History of Semiahmoo Arts Society

1969

In 1969, members of the White Rock Painting & Sketch Club, White Rock Players Club, and White Rock Overture Society met to discuss the need for a local arts council. On January 29, 1974, they formed the Community Arts Council of White Rock & District and began looking for a home. The City of White Rock offered the Burlington Northern Railway Station, however, they feared that they would have to wait decades for it to become available. Fortunately, Burlington Northern Railway donated the station to the City the very next year. It became known as the Station Arts Centre. 

The Semiahmoo Centre of the Arts

In 1984, the White Rock Players Club requested funding from White Rock City Council to renovate their theatre. The Council refused, but the Mayor of White Rock offered to support a larger project: rebuilding the theatre to accommodate the Community Arts Council. Talks between the White Rock Players Club and Community Arts Council over this project, dubbed the Semiahmoo Centre for the Arts, continued but never came to fruition.

From Place To Place

The Community Arts Council left the Station Arts Centre in 1991 to make room for the White Rock Museum. This left them without a home until the International Care Corporation offered them a space on Pacific Terrace which open in November 1991.

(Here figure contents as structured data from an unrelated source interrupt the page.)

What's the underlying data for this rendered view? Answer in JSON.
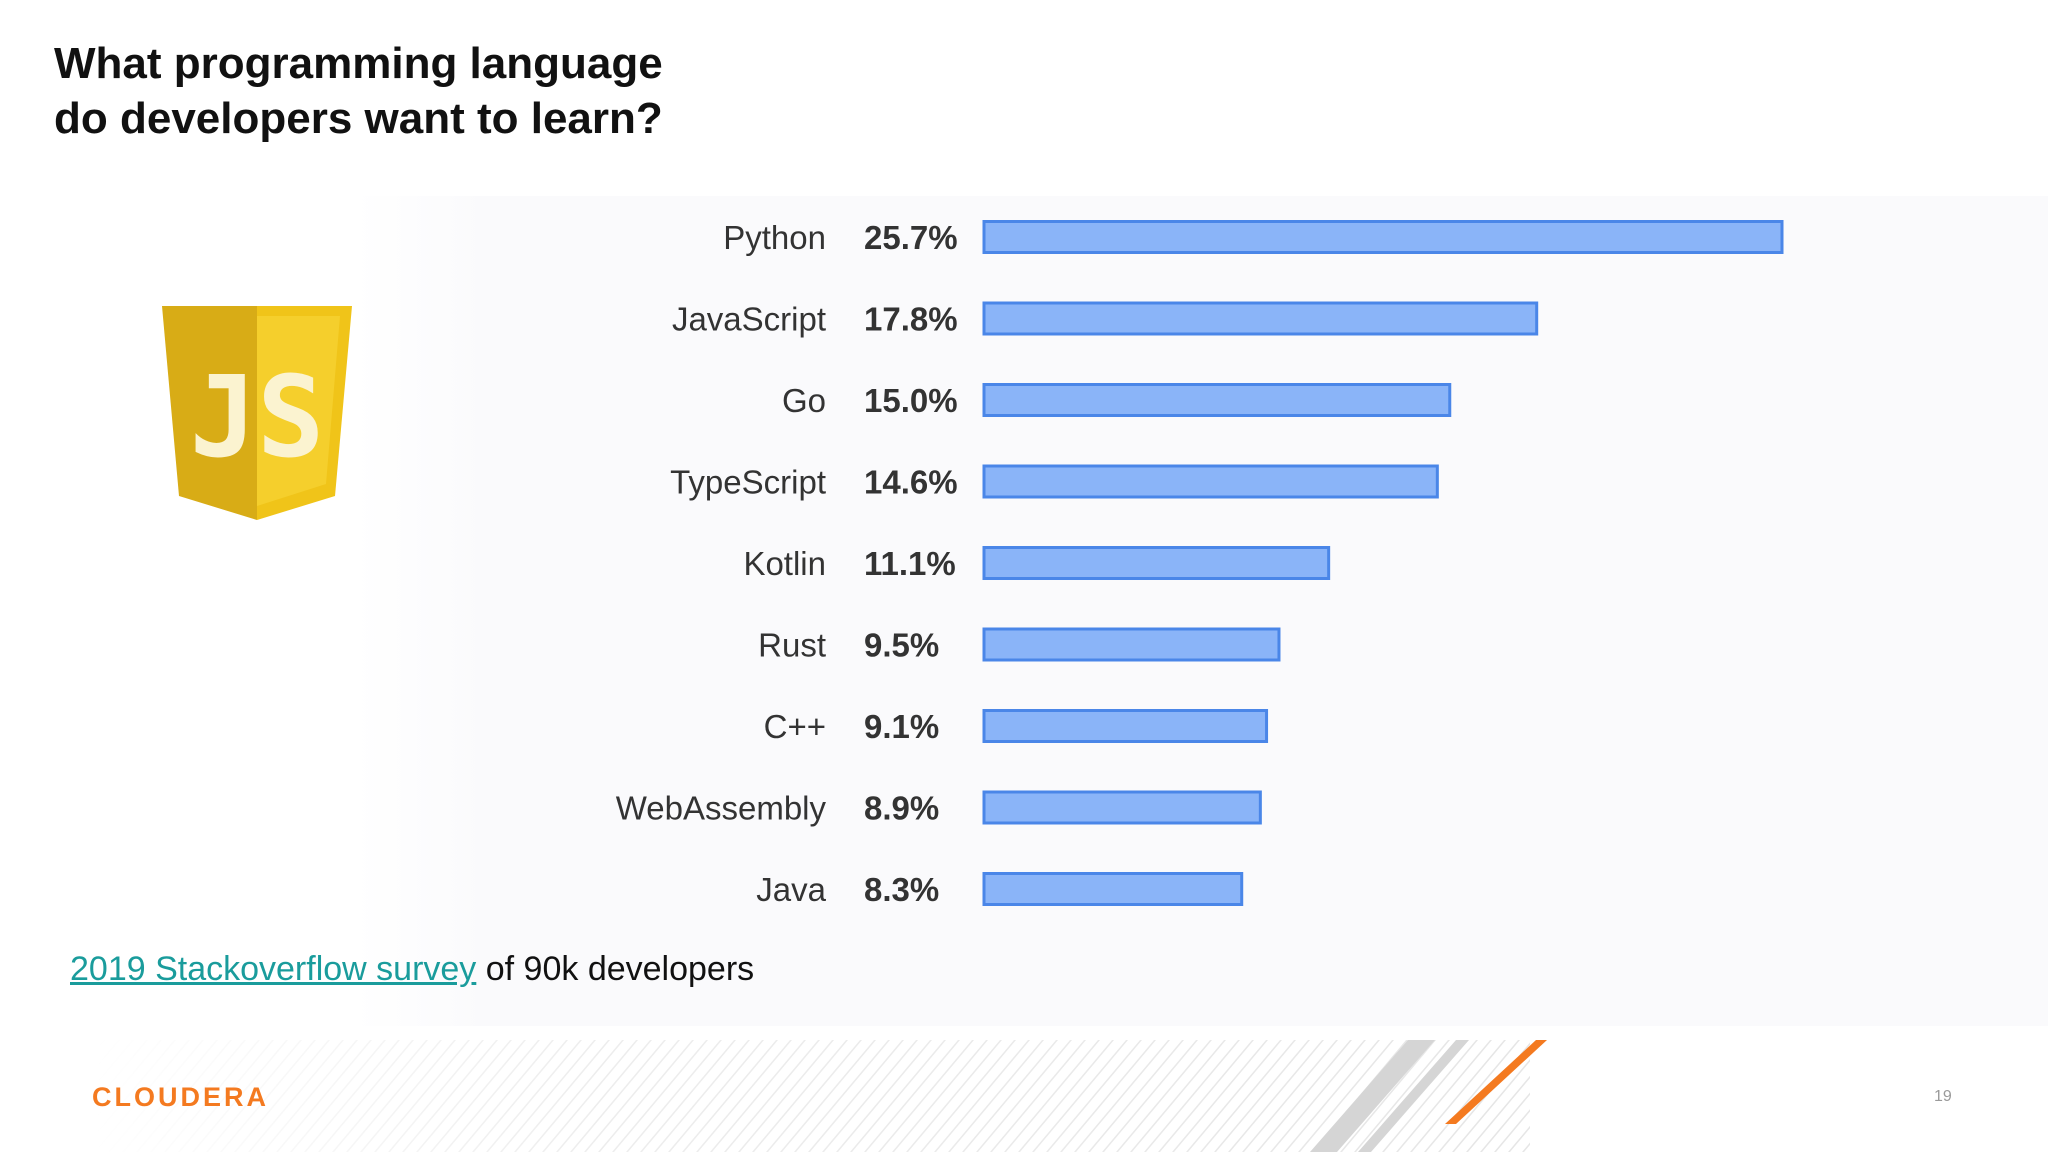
{
  "slide": {
    "title_line1": "What programming language",
    "title_line2": "do developers want to learn?",
    "caption_link": "2019 Stackoverflow survey",
    "caption_rest": " of 90k developers",
    "brand": "CLOUDERA",
    "page_number": "19",
    "logo_text": "JS"
  },
  "colors": {
    "bar_fill": "#8ab4f8",
    "bar_stroke": "#4a86e8",
    "brand_orange": "#f47a20",
    "link_teal": "#1a9c9c",
    "js_yellow": "#f0c419",
    "js_yellow_dark": "#d8ac16"
  },
  "icons": {
    "logo": "javascript-shield-icon"
  },
  "chart_data": {
    "type": "bar",
    "orientation": "horizontal",
    "categories": [
      "Python",
      "JavaScript",
      "Go",
      "TypeScript",
      "Kotlin",
      "Rust",
      "C++",
      "WebAssembly",
      "Java"
    ],
    "values": [
      25.7,
      17.8,
      15.0,
      14.6,
      11.1,
      9.5,
      9.1,
      8.9,
      8.3
    ],
    "value_labels": [
      "25.7%",
      "17.8%",
      "15.0%",
      "14.6%",
      "11.1%",
      "9.5%",
      "9.1%",
      "8.9%",
      "8.3%"
    ],
    "unit": "%",
    "xlim": [
      0,
      25.7
    ],
    "grid": false,
    "legend": "none"
  }
}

They left Pacific Terrace in 1995 and set up a fundraising office on 16 Avenue, followed by a larger space on Roper Avenue. The Roper location had room for administrative offices, a gallery, the Picture Loan Program, and a pottery studio was available at nearby White Rock Elementary. In 1998, they moved again into a warehouse complex on 24 Avenue, which they called The Artery. which initially offered a gallery, a gift shop, and art classes. Later a pottery studio was added after White Rock Elementary shut its pottery studio space, which meant the gallery and gift shop had to close due to lack of space.

In 2002 the Council moved to Russell Avenue. In 2005, they moved again to Windsor Square Mall, where they had previously run exhibitions. Changes to how the Province awarded grants in 2010 cut the Council’s grant income—its primary source of funding—in half. They petitioned the City of White Rock for a lease in Centennial Park, which they received; they moved into their new facility there in 2012, having closed their Windsor location in 2011. They remained in the Centennial Park location until 2018.

Semiahmoo Arts Society Today

In 2009, the Community Arts Council renamed itself Semiahmoo Arts Society (SAS) to reflect its geographic location and the First Nations heritage of the area. Its mandate remained the same: an arts advocacy organization serving White Rock and South Surrey. 

The next year, the City of Surrey offered SAS a role in planning the new South Surrey Recreation & Arts Centre (SSRAC) facility. In 2014, SAS began operating the civic arts space at SSRAC providing arts education programming for the community as it continues to do today, making us both the community’s arts council and its civic arts space operator and programmer.